Opinião

Os Beatles nunca existiram?

João Lopes

João Lopes

Crítico de Cinema

As canções dos Beatles constituem matéria essencial de “Yesterday”, o novo filme de Danny Boyle. Eis um bom pretexto para relembrarmos e revermos o trabalho inovador do quarteto de Liverpool (também) no domínio cinematográfico.

O inglês Danny Boyle, realizador de obras como Trainspotting (1996), A Praia (2000) ou Quem Quer Ser Bilionário (2008), gosta de desafios insólitos. Por exemplo: encenar um mundo em que um jovem dedicado à música, à procura de construir uma carreira, é o único ser humano que se recorda de que existiram... os Beatles!

Assim acontece no novo filme de Boyle que vai buscar o seu título a uma das mais lendárias canções dos quatro rapazes de Liverpool: “Yesterday”. Como é que a situação evolui? Sem querer revelar ao leitor os segredos do próprio filme, digamos que tudo se passa num registo em que a ironia e o humor se combinam bem com as canções dos Beatles: “Yesterday”, “Let it Be”, “I Want to Hold Your Hand”, “Hey Jude”, “The Long and Winding Road”, etc., etc., etc.

Seja como for, vale a pena acrescentar que, por vezes, perversamente, a memória universal das canções dos Beatles faz esquecer a importância da sua carreira cinematográfica. Dois filmes bastariam para lhes conferir um lugar muito especial na história moderna do cinema: “A Hard Day’s Night” (1964) e “Help” (1965) — o primeiro lançado entre nós com o título surreal de “Os Quatro Cabeleiras do Após-Calypso”; o segundo, mais linearmente, “Socorro!”.
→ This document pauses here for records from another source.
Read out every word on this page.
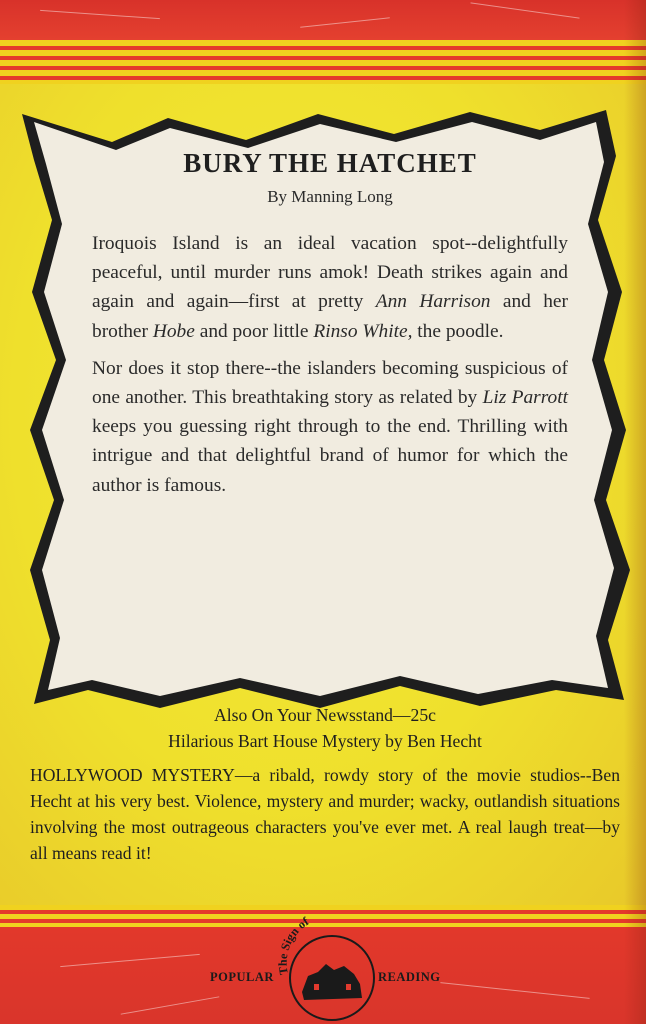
BURY THE HATCHET
By Manning Long

Iroquois Island is an ideal vacation spot--delightfully peaceful, until murder runs amok! Death strikes again and again and again—first at pretty Ann Harrison and her brother Hobe and poor little Rinso White, the poodle.

Nor does it stop there--the islanders becoming suspicious of one another. This breathtaking story as related by Liz Parrott keeps you guessing right through to the end. Thrilling with intrigue and that delightful brand of humor for which the author is famous.

Also On Your Newsstand—25c

Hilarious Bart House Mystery by Ben Hecht

HOLLYWOOD MYSTERY—a ribald, rowdy story of the movie studios--Ben Hecht at his very best. Violence, mystery and murder; wacky, outlandish situations involving the most outrageous characters you've ever met. A real laugh treat—by all means read it!

The Sign of
POPULAR	READING
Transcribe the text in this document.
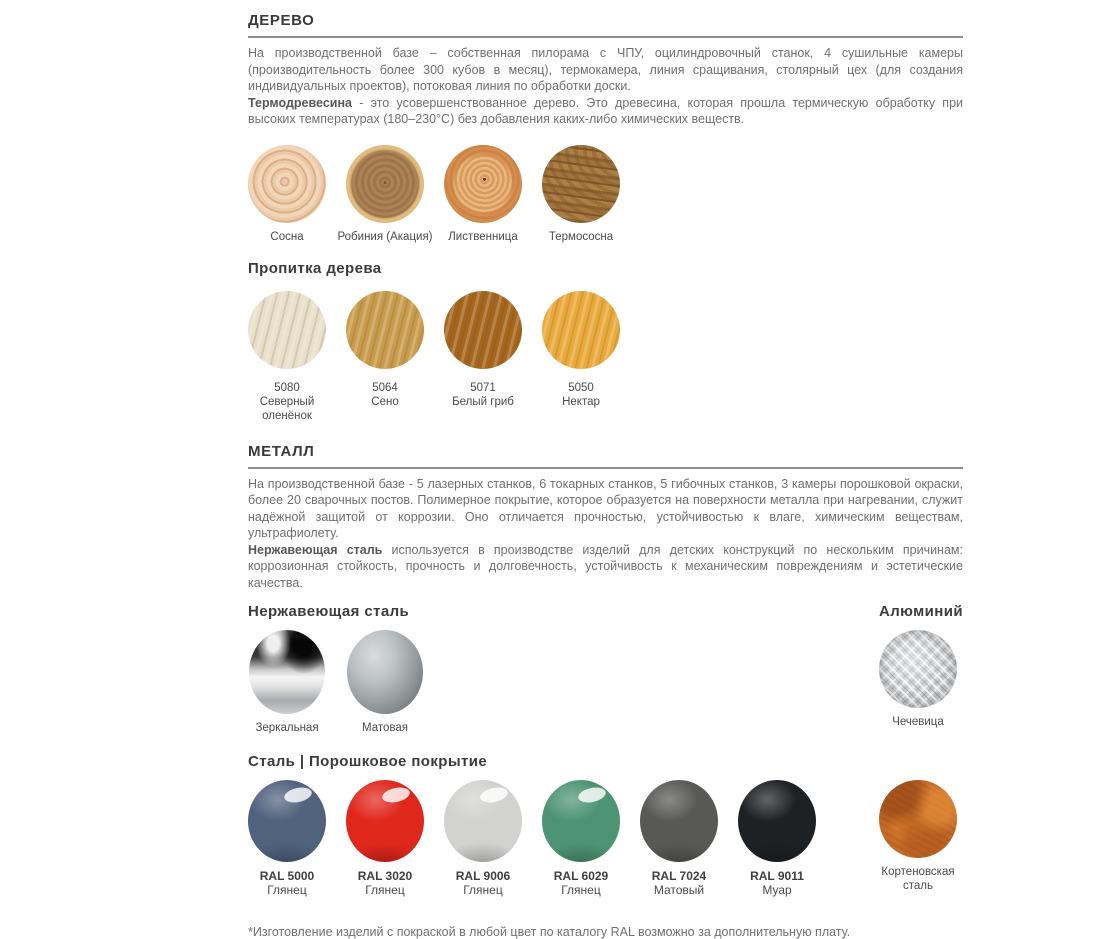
ДЕРЕВО

На производственной базе – собственная пилорама с ЧПУ, оцилиндровочный станок, 4 сушильные камеры (производительность более 300 кубов в месяц), термокамера, линия сращивания, столярный цех (для создания индивидуальных проектов), потоковая линия по обработки доски.

Термодревесина - это усовершенствованное дерево. Это древесина, которая прошла термическую обработку при высоких температурах (180–230°С) без добавления каких-либо химических веществ.

Сосна	Робиния (Акация) Лиственница	Термососна
Пропитка дерева
5080
Северный оленёнок
5064
Сено
5071
Белый гриб
5050
Нектар
МЕТАЛЛ

На производственной базе - 5 лазерных станков, 6 токарных станков, 5 гибочных станков, 3 камеры порошковой окраски, более 20 сварочных постов. Полимерное покрытие, которое образуется на поверхности металла при нагревании, служит надёжной защитой от коррозии. Оно отличается прочностью, устойчивостью к влаге, химическим веществам, ультрафиолету.

Нержавеющая сталь используется в производстве изделий для детских конструкций по нескольким причинам: коррозионная стойкость, прочность и долговечность, устойчивость к механическим повреждениям и эстетические качества.

Нержавеющая сталь	Алюминий
Зеркальная	Матовая	Чечевица
Сталь | Порошковое покрытие
RAL 5000
Глянец
RAL 3020
Глянец
RAL 9006
Глянец
RAL 6029
Глянец
RAL 7024
Матовый
RAL 9011
Муар
Кортеновская сталь

*Изготовление изделий с покраской в любой цвет по каталогу RAL возможно за дополнительную плату.
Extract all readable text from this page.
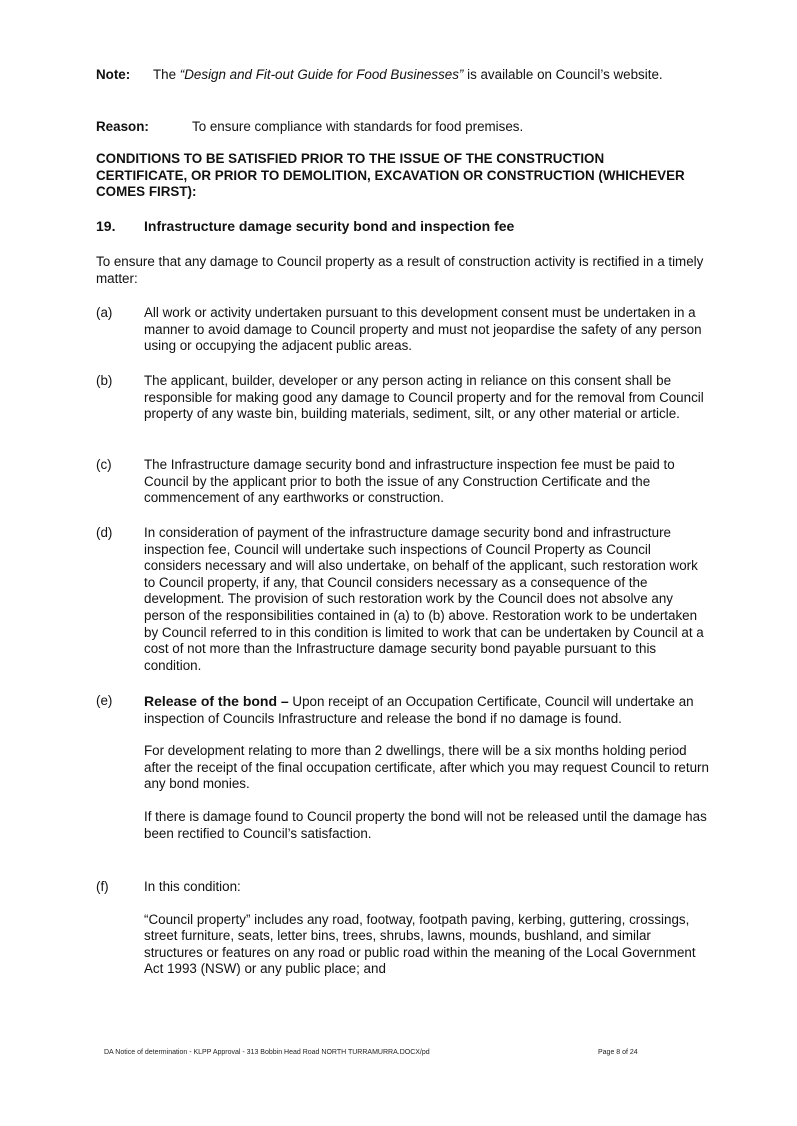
Note: The “Design and Fit-out Guide for Food Businesses” is available on Council’s website.
Reason:	To ensure compliance with standards for food premises.
CONDITIONS TO BE SATISFIED PRIOR TO THE ISSUE OF THE CONSTRUCTION CERTIFICATE, OR PRIOR TO DEMOLITION, EXCAVATION OR CONSTRUCTION (WHICHEVER COMES FIRST):
19. Infrastructure damage security bond and inspection fee
To ensure that any damage to Council property as a result of construction activity is rectified in a timely matter:
(a) All work or activity undertaken pursuant to this development consent must be undertaken in a manner to avoid damage to Council property and must not jeopardise the safety of any person using or occupying the adjacent public areas.
(b) The applicant, builder, developer or any person acting in reliance on this consent shall be responsible for making good any damage to Council property and for the removal from Council property of any waste bin, building materials, sediment, silt, or any other material or article.
(c) The Infrastructure damage security bond and infrastructure inspection fee must be paid to Council by the applicant prior to both the issue of any Construction Certificate and the commencement of any earthworks or construction.
(d) In consideration of payment of the infrastructure damage security bond and infrastructure inspection fee, Council will undertake such inspections of Council Property as Council considers necessary and will also undertake, on behalf of the applicant, such restoration work to Council property, if any, that Council considers necessary as a consequence of the development. The provision of such restoration work by the Council does not absolve any person of the responsibilities contained in (a) to (b) above. Restoration work to be undertaken by Council referred to in this condition is limited to work that can be undertaken by Council at a cost of not more than the Infrastructure damage security bond payable pursuant to this condition.
(e) Release of the bond – Upon receipt of an Occupation Certificate, Council will undertake an inspection of Councils Infrastructure and release the bond if no damage is found.

For development relating to more than 2 dwellings, there will be a six months holding period after the receipt of the final occupation certificate, after which you may request Council to return any bond monies.

If there is damage found to Council property the bond will not be released until the damage has been rectified to Council’s satisfaction.

(f)	In this condition:

“Council property” includes any road, footway, footpath paving, kerbing, guttering, crossings, street furniture, seats, letter bins, trees, shrubs, lawns, mounds, bushland, and similar structures or features on any road or public road within the meaning of the Local Government Act 1993 (NSW) or any public place; and

DA Notice of determination - KLPP Approval - 313 Bobbin Head Road NORTH TURRAMURRA.DOCX/pd	Page 8 of 24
Ambos foram dirigidos por Richard Lester, nome fundamental da “nova vaga” britânica (nascido nos EUA, em 1932). E são por vezes citados como narrativas premonitórias do conceito de teledisco ou videoclip, apenas consolidado no mercado audiovisual a partir da eclosão da MTV, em 1981. Na verdade, através de um misto de celebração e paródia, Lester soube inventar novas formas de encenação da música, de algum modo abrindo caminho para uma reinvenção iconográfica do próprio conceito de “juventude”.

Os Beatles surgiram também em “Magical Mystery Tour” (1967), uma produção televisiva, e ainda em dois títulos que têm tido sortes bem diferentes: “O Submarino Amarelo” (1968), de George Dunning, há muito reconhecido como um clássico dos desenhos animados [foto], e “Let It Be” (1970), de Michael Lindsay-Hogg, registo documental das gravações do álbum homónimo que permanece quase desconhecido das novas gerações (o seu muito justificado relançamento tem suscitado muitas especulações, mas permanece adiado).

Com os Beatles, e através dos Beatles, a música popular conquistou também novos terrenos de expressão visual. E não bastam os clichés mais ou menos “românticos”, tantas vezes repetidos a propósito dos anos 60, para dar conta da sua peculiar e contagiante energia. Talvez que o filme de Danny Boyle possa ajudar a favorecer a redescoberta que se impõe.